Dengan demikian, terdapat paradoks dalam stoikisme itu sendiri. Stoikisme dengan dikotomi kendali mencoba untuk membagi dua aspek kehidupan, yakni yang dapat dikendalikan dan tidak dapat dikendalikan. Asumsi ini tidak dapat kita terima seutuhnya karena prinsip hukum stoikisme menuntut moralitas yang murni dan sebetulnya menguntungkan diri manusia sebagai upaya pencapaian kesetaraan.

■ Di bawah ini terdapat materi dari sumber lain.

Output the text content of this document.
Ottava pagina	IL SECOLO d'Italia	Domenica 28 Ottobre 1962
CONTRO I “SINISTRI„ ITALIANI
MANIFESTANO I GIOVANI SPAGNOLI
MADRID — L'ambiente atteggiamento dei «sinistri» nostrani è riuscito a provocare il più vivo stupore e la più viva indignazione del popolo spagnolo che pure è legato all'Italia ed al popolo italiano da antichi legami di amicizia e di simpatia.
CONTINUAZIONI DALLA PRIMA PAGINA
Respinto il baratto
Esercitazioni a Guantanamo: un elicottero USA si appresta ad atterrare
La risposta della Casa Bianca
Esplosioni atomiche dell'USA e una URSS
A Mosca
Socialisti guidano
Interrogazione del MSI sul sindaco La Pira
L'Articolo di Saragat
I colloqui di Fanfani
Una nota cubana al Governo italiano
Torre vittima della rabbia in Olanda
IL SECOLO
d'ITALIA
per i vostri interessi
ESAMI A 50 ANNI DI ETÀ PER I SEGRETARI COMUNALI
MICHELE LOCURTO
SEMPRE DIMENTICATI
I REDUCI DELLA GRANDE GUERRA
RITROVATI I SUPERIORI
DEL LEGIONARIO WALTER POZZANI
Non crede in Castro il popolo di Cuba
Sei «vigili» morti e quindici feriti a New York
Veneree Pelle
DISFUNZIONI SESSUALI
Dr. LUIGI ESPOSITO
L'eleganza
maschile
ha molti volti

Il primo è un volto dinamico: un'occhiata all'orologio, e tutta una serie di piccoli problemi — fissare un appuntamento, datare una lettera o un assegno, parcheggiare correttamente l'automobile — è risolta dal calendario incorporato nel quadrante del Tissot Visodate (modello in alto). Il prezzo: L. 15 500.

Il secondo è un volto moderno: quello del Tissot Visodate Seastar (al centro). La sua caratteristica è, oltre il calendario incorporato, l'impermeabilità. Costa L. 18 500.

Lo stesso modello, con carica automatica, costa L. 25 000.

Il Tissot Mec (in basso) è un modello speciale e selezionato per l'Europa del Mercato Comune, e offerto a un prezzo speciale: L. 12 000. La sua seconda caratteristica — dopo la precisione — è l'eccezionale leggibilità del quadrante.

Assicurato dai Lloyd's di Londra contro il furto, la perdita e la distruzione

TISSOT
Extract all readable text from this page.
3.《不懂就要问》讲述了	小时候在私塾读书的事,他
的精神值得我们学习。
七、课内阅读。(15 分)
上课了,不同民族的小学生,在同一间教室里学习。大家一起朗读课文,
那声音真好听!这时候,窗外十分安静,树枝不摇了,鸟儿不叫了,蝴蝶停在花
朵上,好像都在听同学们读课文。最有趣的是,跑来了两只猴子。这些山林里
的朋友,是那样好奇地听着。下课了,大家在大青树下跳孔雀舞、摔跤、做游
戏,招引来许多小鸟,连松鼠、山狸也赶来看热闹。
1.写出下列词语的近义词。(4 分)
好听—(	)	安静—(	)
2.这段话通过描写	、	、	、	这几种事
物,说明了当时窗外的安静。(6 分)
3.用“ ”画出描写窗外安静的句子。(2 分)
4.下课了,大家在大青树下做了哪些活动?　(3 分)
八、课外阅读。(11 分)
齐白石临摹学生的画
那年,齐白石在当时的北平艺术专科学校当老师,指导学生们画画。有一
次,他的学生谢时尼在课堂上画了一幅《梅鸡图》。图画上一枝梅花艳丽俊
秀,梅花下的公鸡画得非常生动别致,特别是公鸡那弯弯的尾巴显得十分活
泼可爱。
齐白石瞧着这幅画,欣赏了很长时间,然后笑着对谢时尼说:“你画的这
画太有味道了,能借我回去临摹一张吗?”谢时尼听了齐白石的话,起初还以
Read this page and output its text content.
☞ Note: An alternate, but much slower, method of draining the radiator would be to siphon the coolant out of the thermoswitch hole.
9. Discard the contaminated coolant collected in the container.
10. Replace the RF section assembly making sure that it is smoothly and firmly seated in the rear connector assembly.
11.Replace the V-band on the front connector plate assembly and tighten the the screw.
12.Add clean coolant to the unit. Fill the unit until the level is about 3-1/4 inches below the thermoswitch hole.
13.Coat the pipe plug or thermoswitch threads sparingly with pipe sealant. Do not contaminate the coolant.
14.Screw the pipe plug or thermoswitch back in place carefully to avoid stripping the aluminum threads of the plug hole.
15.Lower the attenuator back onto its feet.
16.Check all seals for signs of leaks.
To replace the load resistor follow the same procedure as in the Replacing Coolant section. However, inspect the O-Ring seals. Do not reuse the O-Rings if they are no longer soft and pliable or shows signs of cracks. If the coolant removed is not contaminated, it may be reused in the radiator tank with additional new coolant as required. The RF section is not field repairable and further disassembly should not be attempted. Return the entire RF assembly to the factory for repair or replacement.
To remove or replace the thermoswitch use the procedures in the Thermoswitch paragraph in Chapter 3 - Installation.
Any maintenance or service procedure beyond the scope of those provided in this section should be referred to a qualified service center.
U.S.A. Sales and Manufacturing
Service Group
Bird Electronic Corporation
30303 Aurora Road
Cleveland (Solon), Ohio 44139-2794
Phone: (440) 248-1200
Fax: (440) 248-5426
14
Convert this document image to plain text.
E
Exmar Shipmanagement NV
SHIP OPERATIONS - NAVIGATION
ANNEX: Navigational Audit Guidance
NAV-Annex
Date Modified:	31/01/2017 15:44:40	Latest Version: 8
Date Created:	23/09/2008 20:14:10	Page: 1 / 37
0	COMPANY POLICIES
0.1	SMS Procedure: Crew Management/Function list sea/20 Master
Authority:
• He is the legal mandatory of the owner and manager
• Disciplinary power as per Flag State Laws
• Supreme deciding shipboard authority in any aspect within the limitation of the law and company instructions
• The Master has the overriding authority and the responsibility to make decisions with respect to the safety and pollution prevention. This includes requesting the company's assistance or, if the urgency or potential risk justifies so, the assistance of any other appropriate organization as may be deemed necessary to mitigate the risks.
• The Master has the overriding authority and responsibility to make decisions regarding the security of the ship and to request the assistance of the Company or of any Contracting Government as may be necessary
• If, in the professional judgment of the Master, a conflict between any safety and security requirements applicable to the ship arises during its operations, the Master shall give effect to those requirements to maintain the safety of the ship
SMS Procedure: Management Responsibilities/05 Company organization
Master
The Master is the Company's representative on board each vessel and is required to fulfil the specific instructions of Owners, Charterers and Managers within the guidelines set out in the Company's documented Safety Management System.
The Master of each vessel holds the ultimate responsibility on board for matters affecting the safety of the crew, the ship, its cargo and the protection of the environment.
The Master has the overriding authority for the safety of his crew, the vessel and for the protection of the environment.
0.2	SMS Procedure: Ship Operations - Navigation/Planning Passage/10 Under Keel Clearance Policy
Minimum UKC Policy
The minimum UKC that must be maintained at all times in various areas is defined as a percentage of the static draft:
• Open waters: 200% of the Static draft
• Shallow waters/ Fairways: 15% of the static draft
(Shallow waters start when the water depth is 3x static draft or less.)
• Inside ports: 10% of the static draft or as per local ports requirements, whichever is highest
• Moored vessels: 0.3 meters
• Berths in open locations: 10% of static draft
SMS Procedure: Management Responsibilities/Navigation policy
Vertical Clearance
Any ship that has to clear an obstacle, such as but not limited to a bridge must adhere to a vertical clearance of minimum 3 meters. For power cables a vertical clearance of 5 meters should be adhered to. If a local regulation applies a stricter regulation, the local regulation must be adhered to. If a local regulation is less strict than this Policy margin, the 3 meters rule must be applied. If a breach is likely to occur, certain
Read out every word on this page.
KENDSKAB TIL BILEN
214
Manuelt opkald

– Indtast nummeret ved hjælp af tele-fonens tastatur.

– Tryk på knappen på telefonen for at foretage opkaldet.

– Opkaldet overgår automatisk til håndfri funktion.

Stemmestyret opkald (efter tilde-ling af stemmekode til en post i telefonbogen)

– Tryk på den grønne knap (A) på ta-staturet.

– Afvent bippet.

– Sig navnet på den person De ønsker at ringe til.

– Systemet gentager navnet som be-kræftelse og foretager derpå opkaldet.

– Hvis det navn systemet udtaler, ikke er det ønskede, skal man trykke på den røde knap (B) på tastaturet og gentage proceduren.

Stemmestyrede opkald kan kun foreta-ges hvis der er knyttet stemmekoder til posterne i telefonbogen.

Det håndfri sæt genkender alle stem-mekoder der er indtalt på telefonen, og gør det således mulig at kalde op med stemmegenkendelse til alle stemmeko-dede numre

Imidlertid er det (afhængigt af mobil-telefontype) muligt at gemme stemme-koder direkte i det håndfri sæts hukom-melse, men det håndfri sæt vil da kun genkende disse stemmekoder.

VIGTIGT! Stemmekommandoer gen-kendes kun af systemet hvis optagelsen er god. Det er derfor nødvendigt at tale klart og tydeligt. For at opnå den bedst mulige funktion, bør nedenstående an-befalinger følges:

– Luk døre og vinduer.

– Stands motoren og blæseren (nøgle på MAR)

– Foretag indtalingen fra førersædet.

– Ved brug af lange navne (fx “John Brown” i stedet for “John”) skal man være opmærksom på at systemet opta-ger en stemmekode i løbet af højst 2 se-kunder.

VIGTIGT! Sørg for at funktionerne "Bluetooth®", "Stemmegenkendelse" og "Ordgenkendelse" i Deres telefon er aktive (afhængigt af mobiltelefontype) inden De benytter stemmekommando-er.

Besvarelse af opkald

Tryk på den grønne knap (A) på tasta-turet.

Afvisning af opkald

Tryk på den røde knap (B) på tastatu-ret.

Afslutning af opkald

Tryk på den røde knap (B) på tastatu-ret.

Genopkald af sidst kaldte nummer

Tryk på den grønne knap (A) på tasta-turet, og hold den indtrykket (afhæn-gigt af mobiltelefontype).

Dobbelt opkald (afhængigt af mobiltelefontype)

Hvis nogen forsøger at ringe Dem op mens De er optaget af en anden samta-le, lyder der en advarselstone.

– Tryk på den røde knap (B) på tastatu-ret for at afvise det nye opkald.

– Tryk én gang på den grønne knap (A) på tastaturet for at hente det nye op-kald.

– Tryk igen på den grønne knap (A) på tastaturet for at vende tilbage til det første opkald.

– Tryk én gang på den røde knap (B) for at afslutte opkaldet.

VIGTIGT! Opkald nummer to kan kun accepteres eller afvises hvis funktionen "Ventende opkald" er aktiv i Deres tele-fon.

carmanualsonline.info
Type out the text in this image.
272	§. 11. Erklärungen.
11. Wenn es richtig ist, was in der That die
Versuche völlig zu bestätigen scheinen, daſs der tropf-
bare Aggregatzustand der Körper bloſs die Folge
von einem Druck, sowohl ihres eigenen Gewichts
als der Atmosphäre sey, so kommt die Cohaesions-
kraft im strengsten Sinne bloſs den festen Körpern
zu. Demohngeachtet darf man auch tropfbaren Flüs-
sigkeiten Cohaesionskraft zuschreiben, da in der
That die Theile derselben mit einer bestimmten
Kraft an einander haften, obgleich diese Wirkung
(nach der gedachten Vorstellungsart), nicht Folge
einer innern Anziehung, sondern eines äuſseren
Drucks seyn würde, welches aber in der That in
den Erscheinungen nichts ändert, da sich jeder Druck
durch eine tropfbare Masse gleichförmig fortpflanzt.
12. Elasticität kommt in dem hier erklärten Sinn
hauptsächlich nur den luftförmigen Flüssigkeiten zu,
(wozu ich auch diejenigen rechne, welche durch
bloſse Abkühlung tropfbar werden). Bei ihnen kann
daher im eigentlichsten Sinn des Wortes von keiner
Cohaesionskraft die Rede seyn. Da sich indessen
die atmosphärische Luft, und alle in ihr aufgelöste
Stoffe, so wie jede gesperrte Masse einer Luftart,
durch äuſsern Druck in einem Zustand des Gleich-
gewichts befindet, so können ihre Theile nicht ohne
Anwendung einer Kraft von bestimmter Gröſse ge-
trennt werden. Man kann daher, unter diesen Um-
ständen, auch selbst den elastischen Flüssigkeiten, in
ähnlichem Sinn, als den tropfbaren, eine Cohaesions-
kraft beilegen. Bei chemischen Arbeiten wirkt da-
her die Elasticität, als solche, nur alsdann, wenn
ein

Perhatikan, bagaimana bisa hukum dikatakan sesuai dengan moralitas ketika kita masih mendapati penindasan yang harus dimaklumi? Bagaimana mungkin seseorang menemukan nilai etis tertinggi dari keselarasan dengan alam ketika manusia masih dipaksa untuk menerima kehendak orang lain? Bagaimana mungkin keselarasan dengan alam dapat tercipta ketika manusia tidak selaras dengan nilai-nilai dalam dirinya sendiri? Bagaimana bisa seseorang menjadi manusia yang utuh ketika terdapat upaya pemusnahan eksistensial?
Stoikisme membawa kita pada permasalahan ekonomi yang sulit untuk diselesaikan. Permasalahan tersebut terus dilanggengkan demi keuntungan pihak tertentu. Manusia lantas terus bekerja dengan didorong oleh rasa penerimaan, ketergantungan terhadap pertolongan dari atas, dan kematian eksistensial sampai-sampai terbentuk kekuasaan berlebih pada pihak yang mengambil untung dari kondisi tersebut. Para kapitalis menyanjung fenomena “demam stoik” ini. Sebab, mereka bisa semakin leluasa menindas tanpa mendapat perlawanan dari orang-orang yang mereka tindas.